Zone 2 proved to be one of, if not the most, heated race in the local election, with Dugan defending himself in Facebook videos over negative mailers and accusing Kent of being behind them. He addressed his arrest record, attributing it to poor choices he made as a teenager, and divulged personal information about Kent's family.
Kent, in turn, maintained he had never sent out a negative mailer on his opponents, and repeated a similar sentiment at Rockin' Ranch. He said his win was a team effort because the "other side" came out strong against Zone 2 but that he was proud he kept it clean because he wanted to win on his "good record, not [Dugan's] bad record."
“Our family took it on the chin," Kent said. "He went low and we really did go high.”
He ended his speech by using the hashtag "CANDIDN'T."
Joe Dugan, candidate for Zone 2, could not be reached for comment.
Former Pine Trails Elementary principal Susan Persis was elected with 59.3% of the vote. Her opponent, Volusia County Deputy Court Clerk Sandy Kauffman earned 40.7% of the vote.
Persis expressed excitement that the other members of the commission were re-elected. She commended anybody running for a campaign, because it had been a "grueling" and hard process.
“I think what’s important is that people work together," Persis said. "I think we need to build bridges."
She said citizens are happy with the current commission because their dedication is "clearly apparent," but that they all need to listen to everyone. Persis is also first woman elected to the commission in 8 years.
“I think it’s important to have all different perspectives and it has been all-male and I think it’s going to be very positive to have a female perspective on things," Persis said.
Kauffman said she she was honored by all the great people who supported her and invited her into their home when she went door to door. She said she found the city is very divided, with many people upset about local government.
She said losing is sad not just for her, but for all the people that supported her. They encouraged her to keep going even with the negative ads and mailers. She will continue to work with the city, including a role in the Ormond Beach Historical Society.
“I’m not going away,” she said.
Ormond Beach City Commissioner Rob Littleton was re-elected with 57.6% of the vote. His opponents, retired U.S. Coast Guard Barry duMoulin and former businessman David Romeo earned 24.6% and 17.7% of the vote respectively.

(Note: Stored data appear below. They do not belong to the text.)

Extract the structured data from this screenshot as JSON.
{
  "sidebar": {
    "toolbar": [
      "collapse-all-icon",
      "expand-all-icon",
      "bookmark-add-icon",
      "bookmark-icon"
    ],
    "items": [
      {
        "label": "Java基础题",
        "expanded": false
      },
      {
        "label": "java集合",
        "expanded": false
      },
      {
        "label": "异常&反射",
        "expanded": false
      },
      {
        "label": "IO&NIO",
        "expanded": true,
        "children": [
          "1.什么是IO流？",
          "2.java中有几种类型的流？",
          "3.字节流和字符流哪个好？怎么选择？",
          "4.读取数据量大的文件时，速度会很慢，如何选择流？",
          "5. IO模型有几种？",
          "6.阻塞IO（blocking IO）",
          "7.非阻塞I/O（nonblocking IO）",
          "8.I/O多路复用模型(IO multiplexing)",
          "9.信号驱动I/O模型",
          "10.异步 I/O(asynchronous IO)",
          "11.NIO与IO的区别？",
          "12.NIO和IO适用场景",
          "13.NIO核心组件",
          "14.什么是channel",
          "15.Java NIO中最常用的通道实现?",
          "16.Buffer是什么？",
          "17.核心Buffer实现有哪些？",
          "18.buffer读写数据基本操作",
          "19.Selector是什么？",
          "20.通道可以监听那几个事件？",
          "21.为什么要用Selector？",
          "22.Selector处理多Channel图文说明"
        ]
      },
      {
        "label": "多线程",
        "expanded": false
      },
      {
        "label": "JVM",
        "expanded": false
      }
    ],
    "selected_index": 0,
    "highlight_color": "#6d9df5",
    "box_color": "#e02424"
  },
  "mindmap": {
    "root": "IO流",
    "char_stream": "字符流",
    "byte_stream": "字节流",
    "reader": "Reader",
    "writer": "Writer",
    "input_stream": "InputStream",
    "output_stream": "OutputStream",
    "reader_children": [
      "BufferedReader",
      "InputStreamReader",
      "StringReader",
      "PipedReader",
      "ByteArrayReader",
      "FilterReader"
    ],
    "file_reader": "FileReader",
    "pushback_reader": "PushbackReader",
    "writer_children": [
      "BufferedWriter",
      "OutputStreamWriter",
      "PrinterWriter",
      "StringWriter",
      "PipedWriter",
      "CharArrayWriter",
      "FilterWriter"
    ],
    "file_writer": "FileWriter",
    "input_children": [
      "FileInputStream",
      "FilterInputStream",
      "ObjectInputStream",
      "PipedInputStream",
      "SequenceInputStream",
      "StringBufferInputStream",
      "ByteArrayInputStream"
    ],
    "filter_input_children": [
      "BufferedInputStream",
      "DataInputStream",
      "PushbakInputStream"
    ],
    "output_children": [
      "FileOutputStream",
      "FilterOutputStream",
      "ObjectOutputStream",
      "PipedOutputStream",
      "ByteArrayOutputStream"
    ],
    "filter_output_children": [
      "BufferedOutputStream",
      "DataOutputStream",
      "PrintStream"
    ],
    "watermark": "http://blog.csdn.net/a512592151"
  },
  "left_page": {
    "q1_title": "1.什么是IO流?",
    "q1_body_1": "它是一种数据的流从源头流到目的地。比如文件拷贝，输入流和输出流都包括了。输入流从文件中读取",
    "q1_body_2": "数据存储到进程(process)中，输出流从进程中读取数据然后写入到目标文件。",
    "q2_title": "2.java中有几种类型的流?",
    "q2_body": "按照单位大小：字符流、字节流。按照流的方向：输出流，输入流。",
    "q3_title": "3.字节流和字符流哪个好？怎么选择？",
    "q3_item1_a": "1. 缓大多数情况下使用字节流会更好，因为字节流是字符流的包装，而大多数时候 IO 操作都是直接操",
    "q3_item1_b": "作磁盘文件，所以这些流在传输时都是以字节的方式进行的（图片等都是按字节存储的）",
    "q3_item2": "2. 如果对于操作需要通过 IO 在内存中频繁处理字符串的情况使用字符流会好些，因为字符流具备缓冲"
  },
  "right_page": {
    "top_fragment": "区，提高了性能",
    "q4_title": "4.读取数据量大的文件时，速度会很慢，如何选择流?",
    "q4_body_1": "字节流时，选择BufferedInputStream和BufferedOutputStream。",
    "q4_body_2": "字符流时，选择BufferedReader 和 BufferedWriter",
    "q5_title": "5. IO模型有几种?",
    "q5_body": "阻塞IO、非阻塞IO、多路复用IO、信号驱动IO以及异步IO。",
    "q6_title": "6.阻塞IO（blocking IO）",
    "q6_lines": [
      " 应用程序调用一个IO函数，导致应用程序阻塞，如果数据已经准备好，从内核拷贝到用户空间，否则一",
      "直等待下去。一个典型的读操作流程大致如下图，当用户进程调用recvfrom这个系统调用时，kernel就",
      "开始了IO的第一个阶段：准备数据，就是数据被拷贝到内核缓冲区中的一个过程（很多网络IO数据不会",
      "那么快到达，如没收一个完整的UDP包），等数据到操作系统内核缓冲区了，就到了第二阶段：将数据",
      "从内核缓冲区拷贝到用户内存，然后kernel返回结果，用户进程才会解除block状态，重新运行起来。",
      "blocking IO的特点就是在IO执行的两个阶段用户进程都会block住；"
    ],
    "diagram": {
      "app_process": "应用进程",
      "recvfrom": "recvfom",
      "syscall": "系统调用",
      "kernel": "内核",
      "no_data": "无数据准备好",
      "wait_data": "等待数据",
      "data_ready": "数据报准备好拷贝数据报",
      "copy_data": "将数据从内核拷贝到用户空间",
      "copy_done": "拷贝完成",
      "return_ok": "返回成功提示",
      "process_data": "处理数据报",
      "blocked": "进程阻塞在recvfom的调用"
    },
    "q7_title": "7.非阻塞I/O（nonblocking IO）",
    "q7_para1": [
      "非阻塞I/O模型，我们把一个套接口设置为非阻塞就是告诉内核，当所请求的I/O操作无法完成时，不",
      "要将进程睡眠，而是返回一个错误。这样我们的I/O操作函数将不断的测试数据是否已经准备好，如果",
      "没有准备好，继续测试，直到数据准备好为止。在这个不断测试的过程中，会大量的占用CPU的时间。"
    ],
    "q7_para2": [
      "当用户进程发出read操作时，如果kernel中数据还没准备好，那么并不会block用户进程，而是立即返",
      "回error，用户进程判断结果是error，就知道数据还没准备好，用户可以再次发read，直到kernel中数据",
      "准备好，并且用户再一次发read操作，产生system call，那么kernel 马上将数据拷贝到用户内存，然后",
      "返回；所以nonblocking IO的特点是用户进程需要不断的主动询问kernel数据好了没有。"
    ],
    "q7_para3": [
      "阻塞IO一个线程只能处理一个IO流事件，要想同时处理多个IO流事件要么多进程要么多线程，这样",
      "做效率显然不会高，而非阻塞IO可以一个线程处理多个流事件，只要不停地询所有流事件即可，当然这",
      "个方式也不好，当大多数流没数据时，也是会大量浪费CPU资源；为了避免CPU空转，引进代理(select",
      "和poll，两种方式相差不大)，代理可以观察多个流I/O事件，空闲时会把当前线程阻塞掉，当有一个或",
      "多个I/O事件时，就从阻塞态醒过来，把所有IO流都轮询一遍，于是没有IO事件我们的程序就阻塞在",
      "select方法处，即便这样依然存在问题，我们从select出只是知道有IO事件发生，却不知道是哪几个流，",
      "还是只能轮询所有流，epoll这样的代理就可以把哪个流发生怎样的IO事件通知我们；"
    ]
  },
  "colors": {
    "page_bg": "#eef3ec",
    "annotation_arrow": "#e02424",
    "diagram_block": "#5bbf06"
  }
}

“It was a rather nerve-wracking campaign that I didn’t exactly have a grasp on because of it being three people in the race, but the citizens of Ormond Beach showed that they appreciate what I do on the commission, and I’m deeply honored by that," Littleton said shortly after results showed he had won the race.
He said the votes show that the citizens believe the city's direction is a positive one. In his next term, he promised to keep fighting for low property taxes, a responsible city budget that's fair to the taxpayer and preserving the city's quality of life.
Du Moulin felt differently — about the race and the results.
“Not in a million years would I do this again,” du Moulin said. “I put myself out there.”
He said one of the things during the campaign that made him angry was that a comment about a homeless camp idea he made on the Marc Bernier radio show was taken out of context and blown out of proportion by opponents. He was also surprised and disappointed when the Ormond Beach Observer endorsed all of the incumbent candidates, as he felt he had done well in his interview with the publisher and manager editor.
He said it would have looked better if not all of the incumbents had been endorsed by the Observer, saying that the paper seemed like it was favoring the "big-money interests."